We must celebrate with equal conviction the addition of people to our microchurch as we do the sending of people into another mission. The irony of course is that the people who are generous in this way, who give, to them will be given more. If you are willing to empower people to obey the voice of God in their lives, the result may be fewer people in your own mission but more expansion in the kingdom of God. Whenever we give, we are depleted by it. But you are also shaping the nature and culture of the group you lead to be open handed, selfless, and concerned for the kingdom above all things. That kind of commitment is exactly what will be attractive to other people.

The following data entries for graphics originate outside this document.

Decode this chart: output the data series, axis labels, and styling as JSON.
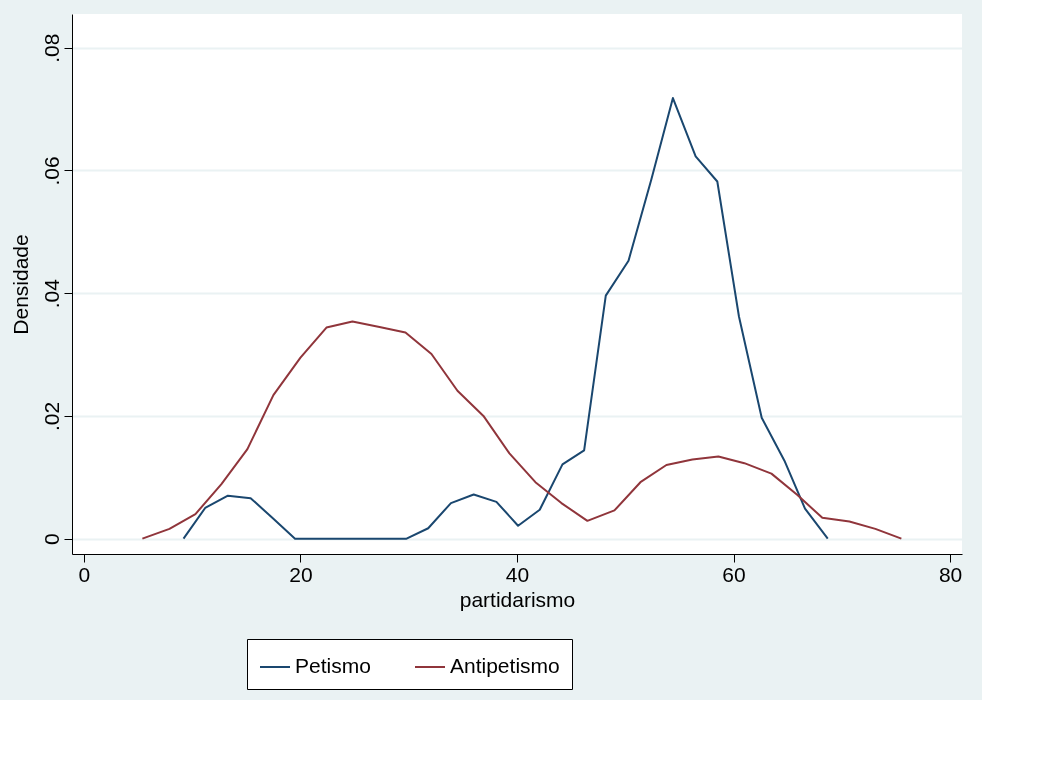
{
  "chart_data": {
    "type": "line",
    "xlabel": "partidarismo",
    "ylabel": "Densidade",
    "xlim": [
      -1.1,
      81.1
    ],
    "ylim": [
      -0.0025,
      0.0855
    ],
    "xticks": [
      0,
      20,
      40,
      60,
      80
    ],
    "yticks": [
      {
        "value": 0,
        "label": "0"
      },
      {
        "value": 0.02,
        "label": ".02"
      },
      {
        "value": 0.04,
        "label": ".04"
      },
      {
        "value": 0.06,
        "label": ".06"
      },
      {
        "value": 0.08,
        "label": ".08"
      }
    ],
    "grid": "y",
    "legend": "bottom",
    "marker": "none",
    "line_style": "solid",
    "series": [
      {
        "name": "Petismo",
        "color": "#1a476f",
        "x": [
          9.2,
          11.2,
          13.3,
          15.4,
          17.4,
          19.5,
          21.5,
          23.6,
          25.6,
          27.7,
          29.8,
          31.8,
          33.9,
          36.0,
          38.1,
          40.1,
          42.1,
          44.2,
          46.2,
          48.2,
          50.3,
          52.4,
          54.4,
          56.5,
          58.5,
          60.5,
          62.6,
          64.7,
          66.6,
          68.7
        ],
        "values": [
          0,
          0.005,
          0.007,
          0.0066,
          0.0034,
          0,
          0,
          0,
          0,
          0,
          0,
          0.0017,
          0.0058,
          0.0072,
          0.006,
          0.0021,
          0.0047,
          0.0121,
          0.0144,
          0.0396,
          0.0453,
          0.0585,
          0.0718,
          0.0623,
          0.0582,
          0.0362,
          0.0197,
          0.0127,
          0.0049,
          0
        ]
      },
      {
        "name": "Antipetismo",
        "color": "#90353b",
        "x": [
          5.4,
          7.9,
          10.3,
          12.7,
          15.1,
          17.5,
          20.0,
          22.4,
          24.8,
          27.3,
          29.7,
          32.1,
          34.5,
          36.9,
          39.3,
          41.7,
          44.1,
          46.5,
          49.0,
          51.4,
          53.8,
          56.2,
          58.6,
          61.0,
          63.5,
          65.9,
          68.2,
          70.7,
          73.1,
          75.5
        ],
        "values": [
          0,
          0.0016,
          0.004,
          0.0089,
          0.0146,
          0.0234,
          0.0295,
          0.0344,
          0.0354,
          0.0345,
          0.0336,
          0.0301,
          0.0241,
          0.02,
          0.0139,
          0.0092,
          0.0058,
          0.0029,
          0.0046,
          0.0092,
          0.012,
          0.0129,
          0.0134,
          0.0123,
          0.0106,
          0.0071,
          0.0034,
          0.0028,
          0.0016,
          0
        ]
      }
    ]
  }
}
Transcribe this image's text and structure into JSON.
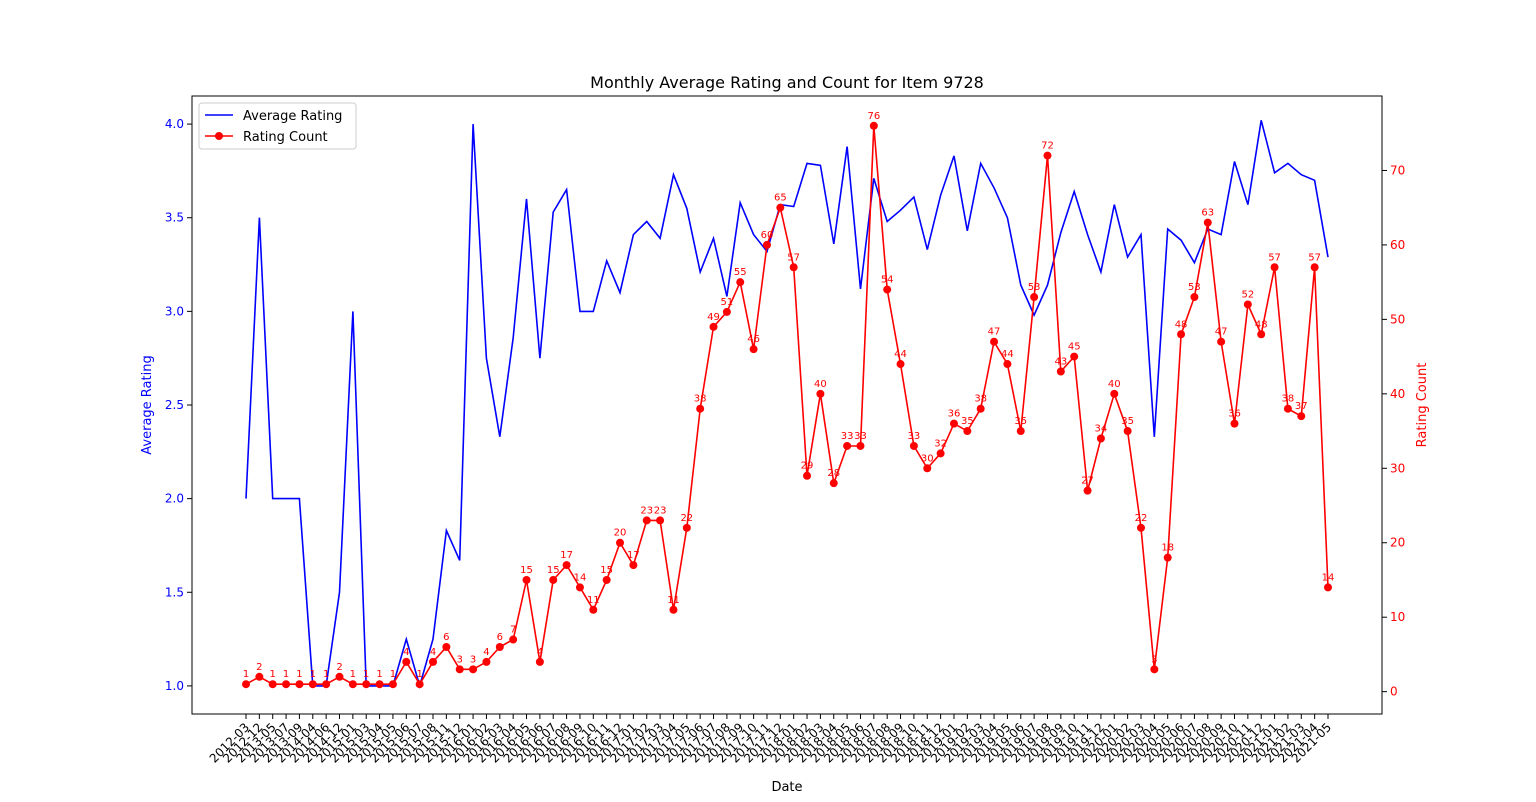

Instead, our multiplication or reproduction came out of a posture of giving freely our best people to the God who loved and called them. People are not our possessions. They belong in the group, but they do not belong to the group. They are not pawns to be moved around our gameboard. They are not a means to our growth. It is our love for God and others that leads us to want them to go where they are led and to become leaders of something themselves. It is not that we need to devise a system that will mobilize people to be part of a growth scheme. We should see the gifts and calling in the people around us and insist they let nothing stand in the way of a wholehearted pursuit of that. I am convinced that one of the reasons there have always been new people in our living room every week is because we are a sending church. It is a safe place to learn and grow precisely because it is a place that, when the time comes, you know you can leave. Microchurches need to have both a front door and a back door, and both are pathways to grace and the will of God.